I didn't know that about the differences in pH with chlorox / off brand / liquid chlorine. I use Kem-tek liquid chlorine. Our tap water is 8.0 pH, we have a lot of 110 degree days in the summer, so a high amount of evaporation necessitating adding quite a bit of water, and we have dust storms that blow the alkiline desert dust into the pool. So, yeah, with me the pH of my water is an issue! Sounds like chlorox might be better for me.
 
i plan on trying a hybrid approach this summer. this is my first full summer with my pool. my approach will be to allow myself only 1 trichlor puck per week from may-september. i realize this will not be enough so i also plan to supplement with either bleach or cal-hypo once or twice per week. i'm hoping that by limiting myself to one puck per week 5 months out of the year that my cya will not rise too much over the 45-50 that it currently is. october-april i will use bleach only.
 
brg88tx said:
i plan on trying a hybrid approach this summer. this is my first full summer with my pool. my approach will be to allow myself only 1 trichlor puck per week from may-september. i realize this will not be enough so i also plan to supplement with either bleach or cal-hypo once or twice per week. i'm hoping that by limiting myself to one puck per week 5 months out of the year that my cya will not rise too much over the 45-50 that it currently is. october-april i will use bleach only.
I know this thread is getting stale, but I couldn't help myself.

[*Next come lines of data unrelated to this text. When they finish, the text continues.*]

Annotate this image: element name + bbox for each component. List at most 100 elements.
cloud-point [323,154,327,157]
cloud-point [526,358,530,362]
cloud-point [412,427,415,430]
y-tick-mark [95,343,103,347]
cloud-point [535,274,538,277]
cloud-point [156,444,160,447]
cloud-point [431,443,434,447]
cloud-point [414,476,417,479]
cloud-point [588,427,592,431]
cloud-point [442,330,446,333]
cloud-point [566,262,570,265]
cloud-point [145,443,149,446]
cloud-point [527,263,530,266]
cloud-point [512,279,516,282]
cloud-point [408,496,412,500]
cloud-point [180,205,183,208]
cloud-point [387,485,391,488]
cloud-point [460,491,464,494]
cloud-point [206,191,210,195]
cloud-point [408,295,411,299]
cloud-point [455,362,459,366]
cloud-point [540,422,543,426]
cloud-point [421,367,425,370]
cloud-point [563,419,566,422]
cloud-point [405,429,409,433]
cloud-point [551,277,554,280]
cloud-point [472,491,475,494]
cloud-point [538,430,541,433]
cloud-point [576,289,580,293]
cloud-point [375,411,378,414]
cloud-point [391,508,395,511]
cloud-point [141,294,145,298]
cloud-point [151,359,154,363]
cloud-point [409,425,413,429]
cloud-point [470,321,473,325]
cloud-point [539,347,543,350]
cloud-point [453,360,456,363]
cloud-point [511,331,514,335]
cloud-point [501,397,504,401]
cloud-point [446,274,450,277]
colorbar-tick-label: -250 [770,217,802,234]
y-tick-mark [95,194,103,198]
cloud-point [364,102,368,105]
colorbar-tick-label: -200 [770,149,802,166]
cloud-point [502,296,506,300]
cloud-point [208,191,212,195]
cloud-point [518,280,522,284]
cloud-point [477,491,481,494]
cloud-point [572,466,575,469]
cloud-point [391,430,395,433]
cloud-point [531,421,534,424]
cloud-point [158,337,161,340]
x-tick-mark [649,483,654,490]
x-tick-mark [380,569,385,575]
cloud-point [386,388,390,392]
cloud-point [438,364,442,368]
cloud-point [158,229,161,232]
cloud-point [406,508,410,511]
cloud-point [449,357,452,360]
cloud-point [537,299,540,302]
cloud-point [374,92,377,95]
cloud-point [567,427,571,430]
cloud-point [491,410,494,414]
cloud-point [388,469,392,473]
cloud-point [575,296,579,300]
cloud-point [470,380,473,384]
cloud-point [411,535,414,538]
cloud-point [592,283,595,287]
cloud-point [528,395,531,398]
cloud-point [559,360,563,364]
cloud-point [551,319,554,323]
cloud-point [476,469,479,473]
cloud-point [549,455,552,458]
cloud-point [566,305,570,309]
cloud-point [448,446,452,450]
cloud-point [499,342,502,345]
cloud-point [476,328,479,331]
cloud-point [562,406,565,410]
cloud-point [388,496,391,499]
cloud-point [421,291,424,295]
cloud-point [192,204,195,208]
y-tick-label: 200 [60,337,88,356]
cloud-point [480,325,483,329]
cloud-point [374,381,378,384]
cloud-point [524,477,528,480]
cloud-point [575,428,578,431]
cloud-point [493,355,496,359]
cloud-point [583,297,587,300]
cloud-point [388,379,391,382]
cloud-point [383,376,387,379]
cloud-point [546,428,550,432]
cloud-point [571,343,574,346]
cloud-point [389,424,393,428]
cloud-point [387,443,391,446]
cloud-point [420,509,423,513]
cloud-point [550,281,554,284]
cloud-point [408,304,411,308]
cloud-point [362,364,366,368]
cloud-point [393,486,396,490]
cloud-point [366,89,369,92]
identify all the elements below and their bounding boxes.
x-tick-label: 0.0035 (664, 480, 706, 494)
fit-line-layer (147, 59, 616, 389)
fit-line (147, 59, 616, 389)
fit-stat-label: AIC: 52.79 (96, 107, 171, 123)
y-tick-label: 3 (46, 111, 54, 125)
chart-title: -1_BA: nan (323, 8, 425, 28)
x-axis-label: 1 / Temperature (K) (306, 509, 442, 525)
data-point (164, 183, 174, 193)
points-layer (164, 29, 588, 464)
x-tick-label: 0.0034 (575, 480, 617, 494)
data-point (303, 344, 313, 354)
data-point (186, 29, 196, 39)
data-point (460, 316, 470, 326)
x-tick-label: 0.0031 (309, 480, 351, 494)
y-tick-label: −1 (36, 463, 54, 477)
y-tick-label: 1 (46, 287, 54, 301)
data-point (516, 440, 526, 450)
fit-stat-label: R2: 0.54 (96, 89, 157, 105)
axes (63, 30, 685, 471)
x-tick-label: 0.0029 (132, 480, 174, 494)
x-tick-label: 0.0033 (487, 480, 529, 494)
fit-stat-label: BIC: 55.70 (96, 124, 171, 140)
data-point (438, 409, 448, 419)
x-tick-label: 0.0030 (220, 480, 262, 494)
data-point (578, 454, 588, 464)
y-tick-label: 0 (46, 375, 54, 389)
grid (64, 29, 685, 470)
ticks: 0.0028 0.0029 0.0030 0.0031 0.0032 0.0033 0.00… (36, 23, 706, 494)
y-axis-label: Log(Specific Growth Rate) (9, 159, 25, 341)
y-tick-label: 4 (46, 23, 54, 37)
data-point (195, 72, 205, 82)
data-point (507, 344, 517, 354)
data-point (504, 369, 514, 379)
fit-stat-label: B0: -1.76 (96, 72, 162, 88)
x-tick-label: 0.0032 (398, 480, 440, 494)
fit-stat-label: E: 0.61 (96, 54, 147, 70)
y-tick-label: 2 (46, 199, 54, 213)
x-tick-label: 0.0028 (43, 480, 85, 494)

For a 10000 gallon pool 60 oz (5mon*4wks*3oz) of trichlor will raise cya by 25...and be a huge temptation to use more than 1 a week. I wouldn't use the pucks. Also, remember cal-hypo raises the calcium level.
 
Depending on their splash out though that could be fine. It all comes down to proper measurements and understanding each chemical and what it will do to the water. That why hybrid approaches are actually harder because you have more variables being changed at one time.